JPU meyakini Machfud terbukti secara sah dan meyakinkan melakukan korupsi dalam proyek pembangunan sarana dan prasarana Pusat Pendidikan Pelatihan dan Sekolah Olahraga Nasional (P3SON) di Hambalang, Bogor, Jawa Barat. Proyek pembangunan tersebut bernilai kontrak Rp1,077 triliun dengan kerugian negara sebesar Rp464,514 miliar. Karena syarat objektif dan subjektif pemidanaan telah terpenuhi, yang bersangkutan harus dijatuhi pidana sesuai perbuatannya.

“Menuntut agar majelis hakim Pengadilan Tipikor pada Pengadilan Negeri (PN) Jakarta Pusat memutuskan, menjatuhkan pidana terhadap terdakwa Machfud Suroso berupa pidana denda selama tujuh tahun dan enam bulan. Ditambah dengan pidana denda sebesar Rp300 juta subsider enam bulan kurungan,” ucap Fitroh Rohcahyanto di depan majelis hakim.
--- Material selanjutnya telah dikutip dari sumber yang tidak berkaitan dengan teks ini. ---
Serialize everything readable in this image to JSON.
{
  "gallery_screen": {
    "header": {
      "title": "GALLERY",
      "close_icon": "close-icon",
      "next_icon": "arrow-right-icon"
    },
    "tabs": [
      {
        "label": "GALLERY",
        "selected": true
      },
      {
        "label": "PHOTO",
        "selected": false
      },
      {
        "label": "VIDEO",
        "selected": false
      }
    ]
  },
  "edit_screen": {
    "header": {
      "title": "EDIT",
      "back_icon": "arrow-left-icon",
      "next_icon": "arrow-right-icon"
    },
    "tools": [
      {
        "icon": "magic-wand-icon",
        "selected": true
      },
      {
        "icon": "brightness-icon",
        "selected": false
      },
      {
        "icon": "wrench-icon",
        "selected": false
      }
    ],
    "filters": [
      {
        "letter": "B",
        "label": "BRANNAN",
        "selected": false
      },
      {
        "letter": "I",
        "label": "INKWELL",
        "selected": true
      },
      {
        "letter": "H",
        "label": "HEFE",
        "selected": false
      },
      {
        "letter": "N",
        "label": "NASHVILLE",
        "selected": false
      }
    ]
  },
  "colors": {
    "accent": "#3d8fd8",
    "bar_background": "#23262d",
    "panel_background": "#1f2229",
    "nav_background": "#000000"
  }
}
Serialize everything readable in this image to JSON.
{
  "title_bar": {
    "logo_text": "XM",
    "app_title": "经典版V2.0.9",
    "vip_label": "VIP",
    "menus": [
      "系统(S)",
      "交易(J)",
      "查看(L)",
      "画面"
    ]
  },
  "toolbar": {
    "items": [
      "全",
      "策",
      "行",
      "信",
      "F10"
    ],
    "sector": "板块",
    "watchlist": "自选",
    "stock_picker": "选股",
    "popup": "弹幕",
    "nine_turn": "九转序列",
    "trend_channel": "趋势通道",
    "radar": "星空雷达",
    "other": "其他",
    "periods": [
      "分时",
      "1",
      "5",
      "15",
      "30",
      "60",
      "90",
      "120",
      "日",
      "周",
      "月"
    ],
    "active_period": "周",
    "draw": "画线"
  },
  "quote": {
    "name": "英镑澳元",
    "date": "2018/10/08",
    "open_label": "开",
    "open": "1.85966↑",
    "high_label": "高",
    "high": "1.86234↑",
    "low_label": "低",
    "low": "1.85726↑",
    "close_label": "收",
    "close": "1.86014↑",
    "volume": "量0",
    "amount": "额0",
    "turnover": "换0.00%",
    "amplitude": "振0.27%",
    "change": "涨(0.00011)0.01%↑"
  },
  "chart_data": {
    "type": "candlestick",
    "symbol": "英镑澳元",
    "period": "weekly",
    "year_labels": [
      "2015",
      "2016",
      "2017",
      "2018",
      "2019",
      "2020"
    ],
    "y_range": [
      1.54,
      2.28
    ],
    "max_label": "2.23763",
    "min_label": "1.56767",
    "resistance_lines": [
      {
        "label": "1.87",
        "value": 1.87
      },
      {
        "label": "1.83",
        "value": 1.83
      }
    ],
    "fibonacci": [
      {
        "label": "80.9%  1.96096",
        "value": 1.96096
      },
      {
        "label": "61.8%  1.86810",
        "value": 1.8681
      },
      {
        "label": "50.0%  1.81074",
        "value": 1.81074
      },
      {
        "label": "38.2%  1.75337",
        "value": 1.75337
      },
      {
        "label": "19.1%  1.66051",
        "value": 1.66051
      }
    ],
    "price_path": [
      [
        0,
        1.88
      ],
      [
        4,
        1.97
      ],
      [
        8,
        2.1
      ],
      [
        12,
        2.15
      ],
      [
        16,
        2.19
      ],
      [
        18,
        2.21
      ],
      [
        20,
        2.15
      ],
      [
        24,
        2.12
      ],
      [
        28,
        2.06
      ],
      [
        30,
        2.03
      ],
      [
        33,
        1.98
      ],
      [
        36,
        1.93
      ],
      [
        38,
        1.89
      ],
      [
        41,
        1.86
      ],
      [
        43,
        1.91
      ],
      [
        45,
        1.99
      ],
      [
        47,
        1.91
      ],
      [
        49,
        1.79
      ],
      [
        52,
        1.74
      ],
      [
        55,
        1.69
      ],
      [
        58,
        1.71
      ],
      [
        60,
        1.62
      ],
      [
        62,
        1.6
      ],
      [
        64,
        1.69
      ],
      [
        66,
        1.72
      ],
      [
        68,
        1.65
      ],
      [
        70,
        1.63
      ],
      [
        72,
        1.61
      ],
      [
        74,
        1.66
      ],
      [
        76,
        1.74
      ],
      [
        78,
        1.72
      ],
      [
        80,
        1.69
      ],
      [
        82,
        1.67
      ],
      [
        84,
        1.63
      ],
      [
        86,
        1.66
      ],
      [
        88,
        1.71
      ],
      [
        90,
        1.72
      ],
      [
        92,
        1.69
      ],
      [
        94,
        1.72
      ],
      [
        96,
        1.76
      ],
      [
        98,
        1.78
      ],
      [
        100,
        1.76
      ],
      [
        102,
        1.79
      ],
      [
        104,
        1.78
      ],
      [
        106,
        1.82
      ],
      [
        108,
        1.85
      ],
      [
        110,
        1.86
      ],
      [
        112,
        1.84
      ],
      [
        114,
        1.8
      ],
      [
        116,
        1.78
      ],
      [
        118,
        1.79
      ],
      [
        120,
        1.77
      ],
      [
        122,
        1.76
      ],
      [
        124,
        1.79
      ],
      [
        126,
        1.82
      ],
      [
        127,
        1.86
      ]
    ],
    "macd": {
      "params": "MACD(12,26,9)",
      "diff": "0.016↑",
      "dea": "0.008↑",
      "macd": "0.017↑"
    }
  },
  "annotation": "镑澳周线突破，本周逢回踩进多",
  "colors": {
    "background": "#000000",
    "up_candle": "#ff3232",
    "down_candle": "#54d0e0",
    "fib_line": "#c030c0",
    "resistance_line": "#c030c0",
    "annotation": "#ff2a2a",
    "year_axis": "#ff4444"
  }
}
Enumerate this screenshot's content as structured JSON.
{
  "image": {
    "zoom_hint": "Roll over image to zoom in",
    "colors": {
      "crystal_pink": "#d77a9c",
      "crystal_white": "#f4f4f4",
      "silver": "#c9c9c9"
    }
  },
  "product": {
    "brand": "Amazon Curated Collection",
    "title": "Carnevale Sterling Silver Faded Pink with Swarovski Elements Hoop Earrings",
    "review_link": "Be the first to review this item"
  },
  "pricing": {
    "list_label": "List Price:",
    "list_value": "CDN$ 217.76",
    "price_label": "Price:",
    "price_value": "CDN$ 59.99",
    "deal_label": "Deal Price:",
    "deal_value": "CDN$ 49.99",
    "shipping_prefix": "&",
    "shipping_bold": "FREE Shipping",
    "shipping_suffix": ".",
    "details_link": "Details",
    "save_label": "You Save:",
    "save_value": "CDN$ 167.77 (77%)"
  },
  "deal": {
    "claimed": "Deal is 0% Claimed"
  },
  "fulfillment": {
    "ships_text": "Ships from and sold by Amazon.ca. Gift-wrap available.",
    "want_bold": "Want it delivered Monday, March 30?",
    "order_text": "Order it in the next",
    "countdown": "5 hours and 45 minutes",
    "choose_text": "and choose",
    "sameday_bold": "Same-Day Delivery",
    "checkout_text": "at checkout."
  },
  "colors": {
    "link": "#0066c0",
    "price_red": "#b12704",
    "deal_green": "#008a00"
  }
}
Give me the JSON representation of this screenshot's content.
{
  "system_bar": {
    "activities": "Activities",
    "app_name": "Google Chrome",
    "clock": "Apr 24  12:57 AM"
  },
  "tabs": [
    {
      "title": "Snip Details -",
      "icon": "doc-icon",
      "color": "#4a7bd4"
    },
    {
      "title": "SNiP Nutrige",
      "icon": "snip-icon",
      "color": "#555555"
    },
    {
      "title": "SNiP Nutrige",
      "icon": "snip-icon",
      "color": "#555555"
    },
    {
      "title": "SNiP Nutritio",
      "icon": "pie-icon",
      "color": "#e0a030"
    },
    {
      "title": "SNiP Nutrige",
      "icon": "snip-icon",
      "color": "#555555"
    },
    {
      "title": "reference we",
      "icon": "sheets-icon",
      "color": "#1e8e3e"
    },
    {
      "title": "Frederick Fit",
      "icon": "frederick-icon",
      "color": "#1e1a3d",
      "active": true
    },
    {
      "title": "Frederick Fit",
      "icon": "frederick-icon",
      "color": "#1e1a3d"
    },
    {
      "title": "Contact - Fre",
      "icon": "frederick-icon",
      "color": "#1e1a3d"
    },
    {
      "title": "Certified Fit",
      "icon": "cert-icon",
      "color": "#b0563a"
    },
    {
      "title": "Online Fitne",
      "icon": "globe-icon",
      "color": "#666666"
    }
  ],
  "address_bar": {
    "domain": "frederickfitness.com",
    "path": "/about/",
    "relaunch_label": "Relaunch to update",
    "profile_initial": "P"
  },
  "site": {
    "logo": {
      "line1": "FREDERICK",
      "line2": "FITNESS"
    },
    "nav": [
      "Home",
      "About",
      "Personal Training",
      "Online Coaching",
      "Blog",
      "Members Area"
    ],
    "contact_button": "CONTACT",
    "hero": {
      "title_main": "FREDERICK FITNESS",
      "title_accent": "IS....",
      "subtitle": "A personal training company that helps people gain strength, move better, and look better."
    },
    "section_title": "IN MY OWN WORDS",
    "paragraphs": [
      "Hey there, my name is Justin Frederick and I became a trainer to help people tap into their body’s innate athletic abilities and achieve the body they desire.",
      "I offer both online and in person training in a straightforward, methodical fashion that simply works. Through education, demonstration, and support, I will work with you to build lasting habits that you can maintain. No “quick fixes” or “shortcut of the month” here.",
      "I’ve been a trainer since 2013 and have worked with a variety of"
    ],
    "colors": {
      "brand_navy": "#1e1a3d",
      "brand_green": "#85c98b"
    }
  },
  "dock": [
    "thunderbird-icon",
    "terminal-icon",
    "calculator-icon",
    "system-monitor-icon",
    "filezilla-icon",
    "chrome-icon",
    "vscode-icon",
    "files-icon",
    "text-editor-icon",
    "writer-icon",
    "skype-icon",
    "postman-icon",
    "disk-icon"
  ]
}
Dia melanjutkan, Machfud telah terbukti bersalah secara sah dan meyakinkan menurut hukum melakukan korupsi sebagaimana diatur dan diancam dalam Pasal 3 Undang- Undang (UU) Nomor 31/1999 sebagaimana telah diubah dengan UU Nomor 20/2001 tentang Pemberantasan Tipikor jo Pasal 55 ayat (1) ke-(1) KUHP (Pidana). Ihwal perbuatan itu sesuai dakwaan kedua. Machfud juga dituntut pidana uang pengganti.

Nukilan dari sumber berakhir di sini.